The Smithsonian Museum of Natural History has a variety of opportunities for individuals to share their time and talent. Meet and greet visitors, assist staff with educational programs, help at the information desk or work as a tour guide. Other areas where you can provide support include research, collections, archives digitization, and providing clerical assistance.
The Koshland Science Museum welcomes volunteers to help visitors by answering questions and providing assistance. Work with staff at special events and have the opportunity to meet scientists. Volunteers receive invitations to community events and festivals, get free passes for museum admission, and discounted rates for purchases at the National Academies’ bookstore.
Volunteers play an important role in supporting the efforts of the John F. Kennedy Center for the Performing Arts. Considered as Friends of the Kennedy Center, volunteers fill many roles by helping staff in a variety of areas. Options to help include providing administrative support and working within the costume studio. Rewards include discounts at the KC Café and gift shops and occasional free tickets.
Volunteer programs at the Washington Humane Society include dog and cat care plus behavior training and assisting adoption counselors. Other duties include cleaning the kennel areas and walking dogs, socializing animals, and providing support with outreach programs. Volunteers can help at adoption events and assist staff with administrative duties.
If you love animals and have a passion for educating others about conservation, consider volunteering at the National Zoo. The staff hires helpers for long-term volunteer work for positions as keeper aides, interpreters, and animal behavior watchers. You can work directly with the public or share your time and talents providing administrative support in the office.

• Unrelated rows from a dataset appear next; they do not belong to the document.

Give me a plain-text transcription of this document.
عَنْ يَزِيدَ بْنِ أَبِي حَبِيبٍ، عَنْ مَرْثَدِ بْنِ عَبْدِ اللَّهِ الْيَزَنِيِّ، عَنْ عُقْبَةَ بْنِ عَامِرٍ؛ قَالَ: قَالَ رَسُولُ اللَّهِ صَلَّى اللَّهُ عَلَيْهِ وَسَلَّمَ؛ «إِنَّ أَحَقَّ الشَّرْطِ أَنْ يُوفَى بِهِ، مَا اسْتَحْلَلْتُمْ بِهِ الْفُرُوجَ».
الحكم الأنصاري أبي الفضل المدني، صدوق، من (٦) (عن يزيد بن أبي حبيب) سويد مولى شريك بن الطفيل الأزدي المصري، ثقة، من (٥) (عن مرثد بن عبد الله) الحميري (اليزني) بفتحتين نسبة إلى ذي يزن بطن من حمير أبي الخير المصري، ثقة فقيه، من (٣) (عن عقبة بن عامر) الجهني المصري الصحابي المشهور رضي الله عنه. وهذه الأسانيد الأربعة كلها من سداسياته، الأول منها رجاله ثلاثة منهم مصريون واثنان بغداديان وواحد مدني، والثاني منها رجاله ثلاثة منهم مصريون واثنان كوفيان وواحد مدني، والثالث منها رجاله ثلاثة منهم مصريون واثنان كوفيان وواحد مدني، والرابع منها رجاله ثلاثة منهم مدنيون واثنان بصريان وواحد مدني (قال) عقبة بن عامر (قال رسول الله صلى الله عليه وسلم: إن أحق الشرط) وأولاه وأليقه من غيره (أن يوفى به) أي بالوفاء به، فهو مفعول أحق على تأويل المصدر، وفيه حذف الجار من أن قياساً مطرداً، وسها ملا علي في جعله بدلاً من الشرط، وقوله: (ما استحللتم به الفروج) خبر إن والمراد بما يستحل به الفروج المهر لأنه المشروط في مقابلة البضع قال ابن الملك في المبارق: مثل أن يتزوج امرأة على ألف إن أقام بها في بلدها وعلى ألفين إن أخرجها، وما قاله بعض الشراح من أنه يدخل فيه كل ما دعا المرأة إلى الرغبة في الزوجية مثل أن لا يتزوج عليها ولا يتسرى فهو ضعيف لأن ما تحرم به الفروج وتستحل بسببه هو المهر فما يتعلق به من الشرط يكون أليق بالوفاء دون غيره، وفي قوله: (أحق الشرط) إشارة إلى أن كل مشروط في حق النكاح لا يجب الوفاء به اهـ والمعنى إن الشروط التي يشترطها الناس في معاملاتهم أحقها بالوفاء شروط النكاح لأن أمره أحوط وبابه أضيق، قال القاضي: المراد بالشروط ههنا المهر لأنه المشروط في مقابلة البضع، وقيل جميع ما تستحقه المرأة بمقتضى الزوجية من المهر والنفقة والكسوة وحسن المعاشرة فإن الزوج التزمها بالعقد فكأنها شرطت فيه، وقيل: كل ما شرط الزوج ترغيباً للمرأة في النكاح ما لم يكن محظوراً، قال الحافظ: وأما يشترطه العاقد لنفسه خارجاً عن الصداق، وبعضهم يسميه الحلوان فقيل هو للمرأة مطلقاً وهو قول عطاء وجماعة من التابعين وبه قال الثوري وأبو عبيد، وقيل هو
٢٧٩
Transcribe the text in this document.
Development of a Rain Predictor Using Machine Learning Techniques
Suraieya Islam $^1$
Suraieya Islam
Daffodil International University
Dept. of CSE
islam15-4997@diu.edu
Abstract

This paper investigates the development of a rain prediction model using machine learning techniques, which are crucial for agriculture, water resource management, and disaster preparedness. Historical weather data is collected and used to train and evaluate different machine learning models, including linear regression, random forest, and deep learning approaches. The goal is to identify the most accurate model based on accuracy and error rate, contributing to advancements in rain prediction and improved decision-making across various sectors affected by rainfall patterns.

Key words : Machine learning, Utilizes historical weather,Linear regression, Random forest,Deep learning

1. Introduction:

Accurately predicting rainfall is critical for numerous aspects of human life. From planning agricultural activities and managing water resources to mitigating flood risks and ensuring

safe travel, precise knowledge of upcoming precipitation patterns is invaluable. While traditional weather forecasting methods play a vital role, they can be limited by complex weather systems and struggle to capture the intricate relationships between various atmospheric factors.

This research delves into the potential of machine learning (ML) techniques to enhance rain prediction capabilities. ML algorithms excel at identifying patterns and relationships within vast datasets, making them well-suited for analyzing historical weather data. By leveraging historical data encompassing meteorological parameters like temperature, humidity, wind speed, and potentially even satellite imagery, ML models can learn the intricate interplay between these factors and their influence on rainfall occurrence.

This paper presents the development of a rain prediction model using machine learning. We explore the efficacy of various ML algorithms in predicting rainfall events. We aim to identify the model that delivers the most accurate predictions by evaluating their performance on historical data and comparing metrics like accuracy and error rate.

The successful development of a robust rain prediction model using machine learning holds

If working with books and information is your specialty, the Library of Congress has several areas where you can volunteer your skills. Options include working as a research guidance volunteer, helping at the orientation and information desk, or assisting staff in the Young Readers Center. The Library of Congress also has a docent-training program for volunteers to give tours to visitors.
The District of Columbia Public Library is also seeking volunteers to help staff and provide support in a variety of roles. Lend a hand by participating in educational programs and helping visitors use computers. Organize and shelve books and other materials, assist with special events, or work as an adaptive services volunteer to help patrons with disabilities.
This guide highlights a small sampling of volunteer options for you to explore within the Washington, DC area. Retired seniors will find that there are many opportunities to share their skills and support the community while making new friends.